More than two years following the issue of a discussion paper on the topic, the Ministry of Finance (MOF) has on June 4, 2010 amended the Securities Contracts (Regulation) Rules, 1957 to set a limit of 25% minimum public shareholding for initial listing by companies on Indian stock exchanges as well as continued listing. MOF’s press release accompanying the notification summarizes the new requirements:
a) The minimum threshold level of public holding will be 25% for all listed companies.
b) Existing listed companies having less than 25% public holding have to reach the minimum 25% level by an annual addition of not less than 5% to public holding.
c) For new listing, if the post issue capital of the company calculated at offer price is more than Rs. 4000 crore, the company may be allowed to go public with 10% public shareholding and comply with the 25% public shareholding requirement by increasing its public shareholding by at least 5% per annum.
d) For companies whose draft offer document is pending with Securities and Exchange Board of India on or before these amendments are required to comply with 25% public shareholding requirement by increasing its public shareholding by at least 5% per annum, irrespective of the amount of post issue capital of the company calculated at offer price.
e) A company may increase its public shareholding by less than 5% in a year if such increase brings its public shareholding to the level of 25% in that year.
f) The requirement for continuous listing will be the same as the conditions for initial listing.
g) Every listed company shall maintain public shareholding of at least 25%. If the public shareholding in a listed company falls below 25% at any time, such company shall bring the public shareholding to 25% within a maximum period of 12 months from the date of such fall.
At a conceptual level, is hard to quarrel with this new streamlined requirement. First, it prescribes a uniform limit of 25% public shareholding for all companies irrespective of what requirements applied to them at the time of their initial listing. Historically, companies were permitted to list at varying levels of public shareholding such as 40%, 25% and 10% thereby causing disparity regarding continuing requirement among listed companies (as previously discussed here). Second, by requiring several companies (including public sector undertakings) whose promoter shareholding is greater than 75% to sell down to the public, the change will induce greater liquidity in the Indian stock markets, which will benefit small investors.

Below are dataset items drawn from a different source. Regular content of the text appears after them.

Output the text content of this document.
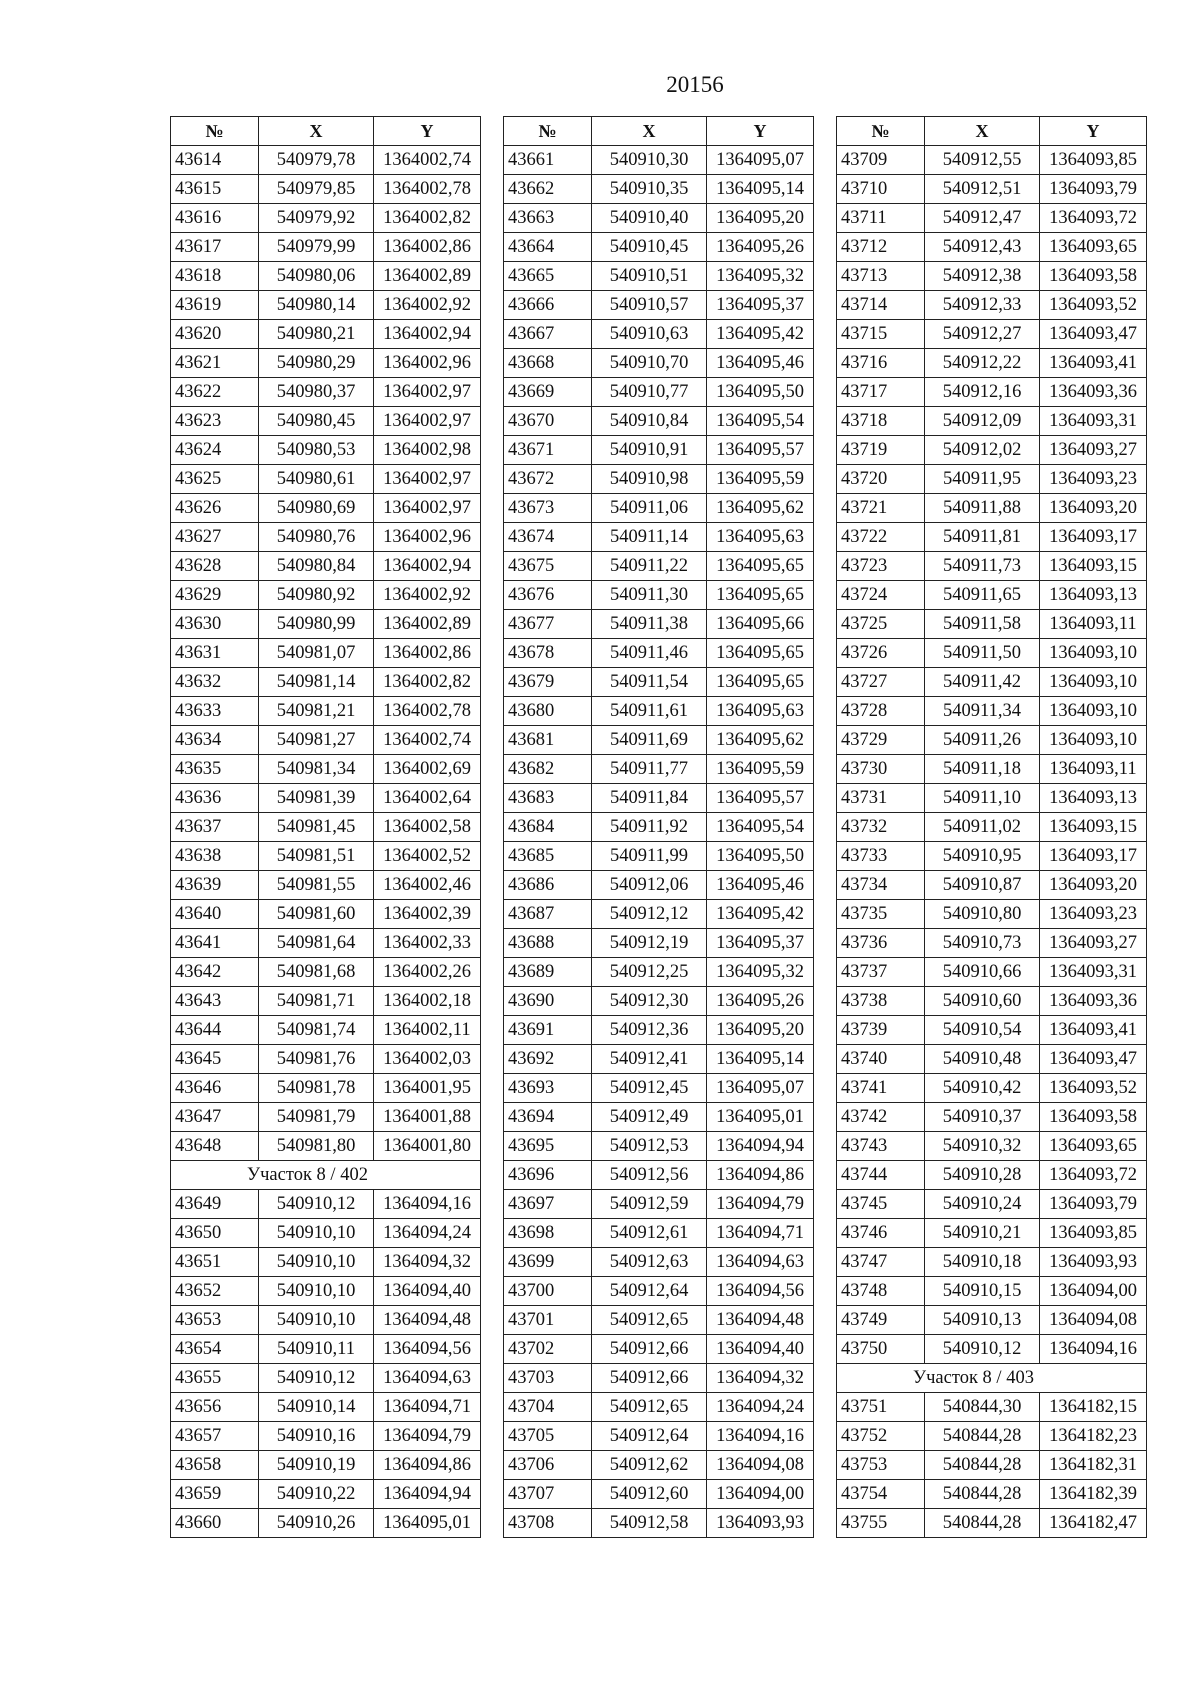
20156
№	X	Y
43614	540979,78	1364002,74
43615	540979,85	1364002,78
43616	540979,92	1364002,82
43617	540979,99	1364002,86
43618	540980,06	1364002,89
43619	540980,14	1364002,92
43620	540980,21	1364002,94
43621	540980,29	1364002,96
43622	540980,37	1364002,97
43623	540980,45	1364002,97
43624	540980,53	1364002,98
43625	540980,61	1364002,97
43626	540980,69	1364002,97
43627	540980,76	1364002,96
43628	540980,84	1364002,94
43629	540980,92	1364002,92
43630	540980,99	1364002,89
43631	540981,07	1364002,86
43632	540981,14	1364002,82
43633	540981,21	1364002,78
43634	540981,27	1364002,74
43635	540981,34	1364002,69
43636	540981,39	1364002,64
43637	540981,45	1364002,58
43638	540981,51	1364002,52
43639	540981,55	1364002,46
43640	540981,60	1364002,39
43641	540981,64	1364002,33
43642	540981,68	1364002,26
43643	540981,71	1364002,18
43644	540981,74	1364002,11
43645	540981,76	1364002,03
43646	540981,78	1364001,95
43647	540981,79	1364001,88
43648	540981,80	1364001,80
Участок 8 / 402		
43649	540910,12	1364094,16
43650	540910,10	1364094,24
43651	540910,10	1364094,32
43652	540910,10	1364094,40
43653	540910,10	1364094,48
43654	540910,11	1364094,56
43655	540910,12	1364094,63
43656	540910,14	1364094,71
43657	540910,16	1364094,79
43658	540910,19	1364094,86
43659	540910,22	1364094,94
43660	540910,26	1364095,01
№	X	Y
43661	540910,30	1364095,07
43662	540910,35	1364095,14
43663	540910,40	1364095,20
43664	540910,45	1364095,26
43665	540910,51	1364095,32
43666	540910,57	1364095,37
43667	540910,63	1364095,42
43668	540910,70	1364095,46
43669	540910,77	1364095,50
43670	540910,84	1364095,54
43671	540910,91	1364095,57
43672	540910,98	1364095,59
43673	540911,06	1364095,62
43674	540911,14	1364095,63
43675	540911,22	1364095,65
43676	540911,30	1364095,65
43677	540911,38	1364095,66
43678	540911,46	1364095,65
43679	540911,54	1364095,65
43680	540911,61	1364095,63
43681	540911,69	1364095,62
43682	540911,77	1364095,59
43683	540911,84	1364095,57
43684	540911,92	1364095,54
43685	540911,99	1364095,50
43686	540912,06	1364095,46
43687	540912,12	1364095,42
43688	540912,19	1364095,37
43689	540912,25	1364095,32
43690	540912,30	1364095,26
43691	540912,36	1364095,20
43692	540912,41	1364095,14
43693	540912,45	1364095,07
43694	540912,49	1364095,01
43695	540912,53	1364094,94
43696	540912,56	1364094,86
43697	540912,59	1364094,79
43698	540912,61	1364094,71
43699	540912,63	1364094,63
43700	540912,64	1364094,56
43701	540912,65	1364094,48
43702	540912,66	1364094,40
43703	540912,66	1364094,32
43704	540912,65	1364094,24
43705	540912,64	1364094,16
43706	540912,62	1364094,08
43707	540912,60	1364094,00
43708	540912,58	1364093,93
№	X	Y
43709	540912,55	1364093,85
43710	540912,51	1364093,79
43711	540912,47	1364093,72
43712	540912,43	1364093,65
43713	540912,38	1364093,58
43714	540912,33	1364093,52
43715	540912,27	1364093,47
43716	540912,22	1364093,41
43717	540912,16	1364093,36
43718	540912,09	1364093,31
43719	540912,02	1364093,27
43720	540911,95	1364093,23
43721	540911,88	1364093,20
43722	540911,81	1364093,17
43723	540911,73	1364093,15
43724	540911,65	1364093,13
43725	540911,58	1364093,11
43726	540911,50	1364093,10
43727	540911,42	1364093,10
43728	540911,34	1364093,10
43729	540911,26	1364093,10
43730	540911,18	1364093,11
43731	540911,10	1364093,13
43732	540911,02	1364093,15
43733	540910,95	1364093,17
43734	540910,87	1364093,20
43735	540910,80	1364093,23
43736	540910,73	1364093,27
43737	540910,66	1364093,31
43738	540910,60	1364093,36
43739	540910,54	1364093,41
43740	540910,48	1364093,47
43741	540910,42	1364093,52
43742	540910,37	1364093,58
43743	540910,32	1364093,65
43744	540910,28	1364093,72
43745	540910,24	1364093,79
43746	540910,21	1364093,85
43747	540910,18	1364093,93
43748	540910,15	1364094,00
43749	540910,13	1364094,08
43750	540910,12	1364094,16
Участок 8 / 403		
43751	540844,30	1364182,15
43752	540844,28	1364182,23
43753	540844,28	1364182,31
43754	540844,28	1364182,39
43755	540844,28	1364182,47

Third, by reducing concentration of ownership in Indian companies, it is also expected to result in ancillary benefits such as enhanced corporate governance through greater voice provided to minority shareholders, particularly institutional investors.
However, the new regime is likely to generate some difficulties, at least in the near term. For example, there are doubts about whether the depth of the Indian markets is adequate to absorb the stream of securities offerings that are likely to flood the capital markets. Listed companies too would be under pressure to offer securities to comply with the new requirements without having regard to market conditions, which may in turn impact valuations. Even from a legal and regulatory perspective, the devil, as usual, lies in the detail, and some elements of the new regime continue to elude clarity. For instance, while the expression “public” is defined to include persons other than the “promoter and promoter group”, the latter expressions are defined widely. Even the scope of the expression “control”, which is a crucial element of the definition of “promoter” is a subject-matter of litigation (as previously discussed here), and the issue is currently pending before the Supreme Court. Finally, the consequences of violating these new provisions assume importance. Although various options such as delisting, penalty and fine are available generally under the Securities Contracts (Regulation) Act, the appropriate and effective utilization of these remedies by the regulators would determine the success of the effort towards diffusing shareholding in the Indian capital markets.